6E3. List the four elemental confounds. Can you explain the conditional dependencies of each?

6E4. How is a biased sample like conditioning on a collider? Think of the example at the open of the chapter.

# Fork: X<-Z->Y, X and Y are independent, conditional on Z 
#Collider: X->Z<-Y, X and Y are independent, and conditioning on Z creates dependency between X and Y
#Pipe: x->Z->Y, Z mediates association between X and Y. Conditionining on Z removes dependency between X and Y 
#Decendent: X->Z->Y Z->A Conditioning no A is like conditioning on Z

6M1. Modify the DAG on page 186 to include the variable V, an unobserved cause of C and Y: C ← V → Y. Reanalyze the DAG. How many paths connect X to Y? Which must be closed? Which variables should you condition on now?

# Path1: X<-U<-A->C<-V->Y. This path is open.
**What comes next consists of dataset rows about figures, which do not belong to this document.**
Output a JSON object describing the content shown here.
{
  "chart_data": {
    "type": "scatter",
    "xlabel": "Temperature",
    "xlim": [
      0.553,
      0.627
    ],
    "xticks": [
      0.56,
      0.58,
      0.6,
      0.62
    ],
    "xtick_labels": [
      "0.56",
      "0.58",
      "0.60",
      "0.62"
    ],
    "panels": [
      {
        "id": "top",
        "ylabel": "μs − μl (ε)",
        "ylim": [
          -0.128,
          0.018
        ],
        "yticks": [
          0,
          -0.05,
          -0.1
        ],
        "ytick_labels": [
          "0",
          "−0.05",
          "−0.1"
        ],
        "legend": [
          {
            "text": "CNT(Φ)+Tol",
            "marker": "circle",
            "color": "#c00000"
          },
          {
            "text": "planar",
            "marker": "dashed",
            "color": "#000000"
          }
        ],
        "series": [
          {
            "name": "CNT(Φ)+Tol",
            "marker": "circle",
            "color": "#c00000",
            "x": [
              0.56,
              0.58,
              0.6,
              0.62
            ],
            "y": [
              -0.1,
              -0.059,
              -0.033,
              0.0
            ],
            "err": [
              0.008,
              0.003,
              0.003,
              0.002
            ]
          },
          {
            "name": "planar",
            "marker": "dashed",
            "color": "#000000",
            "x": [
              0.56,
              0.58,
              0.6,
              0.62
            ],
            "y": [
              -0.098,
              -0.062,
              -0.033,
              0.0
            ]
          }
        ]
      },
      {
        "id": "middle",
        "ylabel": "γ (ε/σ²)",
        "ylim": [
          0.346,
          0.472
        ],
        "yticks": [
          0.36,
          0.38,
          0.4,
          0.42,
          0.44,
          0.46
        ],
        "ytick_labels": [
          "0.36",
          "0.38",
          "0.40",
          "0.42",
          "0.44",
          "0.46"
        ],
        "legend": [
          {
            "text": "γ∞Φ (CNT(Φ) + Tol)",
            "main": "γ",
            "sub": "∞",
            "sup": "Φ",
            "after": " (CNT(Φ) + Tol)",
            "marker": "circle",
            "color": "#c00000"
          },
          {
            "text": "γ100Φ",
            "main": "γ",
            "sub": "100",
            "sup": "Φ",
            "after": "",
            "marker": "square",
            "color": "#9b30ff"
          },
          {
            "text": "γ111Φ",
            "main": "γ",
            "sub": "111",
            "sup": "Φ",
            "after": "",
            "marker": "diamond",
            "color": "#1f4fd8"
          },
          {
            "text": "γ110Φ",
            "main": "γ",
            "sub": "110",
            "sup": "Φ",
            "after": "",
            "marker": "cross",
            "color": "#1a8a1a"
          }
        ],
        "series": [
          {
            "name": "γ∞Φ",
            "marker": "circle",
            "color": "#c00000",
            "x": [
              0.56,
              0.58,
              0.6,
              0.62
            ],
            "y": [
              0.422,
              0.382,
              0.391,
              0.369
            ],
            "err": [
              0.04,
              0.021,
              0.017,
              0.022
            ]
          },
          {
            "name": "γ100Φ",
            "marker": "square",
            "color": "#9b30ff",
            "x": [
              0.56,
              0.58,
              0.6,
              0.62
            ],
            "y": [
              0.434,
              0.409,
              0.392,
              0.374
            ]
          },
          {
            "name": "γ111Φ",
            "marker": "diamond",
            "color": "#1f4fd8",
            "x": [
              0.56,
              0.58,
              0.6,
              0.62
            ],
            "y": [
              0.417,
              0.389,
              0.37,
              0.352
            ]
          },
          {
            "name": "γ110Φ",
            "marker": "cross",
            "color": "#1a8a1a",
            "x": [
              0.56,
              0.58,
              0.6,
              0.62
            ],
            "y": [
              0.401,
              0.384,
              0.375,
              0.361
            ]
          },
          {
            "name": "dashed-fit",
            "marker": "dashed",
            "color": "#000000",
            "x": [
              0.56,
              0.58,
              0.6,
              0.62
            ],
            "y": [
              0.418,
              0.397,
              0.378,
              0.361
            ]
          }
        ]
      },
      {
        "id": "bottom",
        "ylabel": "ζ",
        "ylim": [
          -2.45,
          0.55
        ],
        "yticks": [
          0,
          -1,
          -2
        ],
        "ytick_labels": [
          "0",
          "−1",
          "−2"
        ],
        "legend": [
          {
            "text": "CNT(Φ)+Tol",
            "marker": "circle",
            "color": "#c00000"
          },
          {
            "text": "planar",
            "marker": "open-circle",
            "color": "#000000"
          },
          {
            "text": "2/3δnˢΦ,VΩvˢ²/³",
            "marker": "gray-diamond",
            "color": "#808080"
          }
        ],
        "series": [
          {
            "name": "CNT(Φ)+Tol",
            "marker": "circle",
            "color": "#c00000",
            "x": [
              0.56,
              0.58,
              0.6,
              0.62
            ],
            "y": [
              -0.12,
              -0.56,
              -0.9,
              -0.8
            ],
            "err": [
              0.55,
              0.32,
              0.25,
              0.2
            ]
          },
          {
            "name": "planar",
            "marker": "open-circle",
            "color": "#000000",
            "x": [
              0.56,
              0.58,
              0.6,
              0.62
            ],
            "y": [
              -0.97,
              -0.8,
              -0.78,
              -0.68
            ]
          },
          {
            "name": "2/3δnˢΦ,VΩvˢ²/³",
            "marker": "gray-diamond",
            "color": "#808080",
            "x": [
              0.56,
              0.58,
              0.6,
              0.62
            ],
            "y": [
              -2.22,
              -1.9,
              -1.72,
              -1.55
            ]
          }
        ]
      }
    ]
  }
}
Needs to condition on A or C to close it. It needs a fork conditioning on V: Y<-V->C to close the backdoor. 
#Path2: X<-U->B<-C->Y. This path is closed. 

6M2. Sometimes, in order to avoid multicollinearity, people inspect pairwise correlations among predictors before including them in a model. This is a bad procedure, because what matters is the conditional association, not the association before the variables are included in the model. To highlight this, consider the DAG X → Z → Y. Simulate data from this DAG so that the correlation between X and Z is very large. Then include both in a model prediction Y. Do you observe any multicollinearity? Why or why not? What is different from the legs example in the chapter?

n<-100 
b_xz<-0.9
b_zy<-0.1

set.seed(900)
x<-rnorm(n)
z<-rnorm(n, x*b_xz)
y<-rnorm (n, z*b_zy)

d<- data.frame(x,y,z)
cor(d)
##            x          y         z
## x 1.00000000 0.01420212 0.6636059
## y 0.01420212 1.00000000 0.1640509
## z 0.66360587 0.16405095 1.0000000
# There is multicollinearity. The difference is that in the legs example, bad priors were used.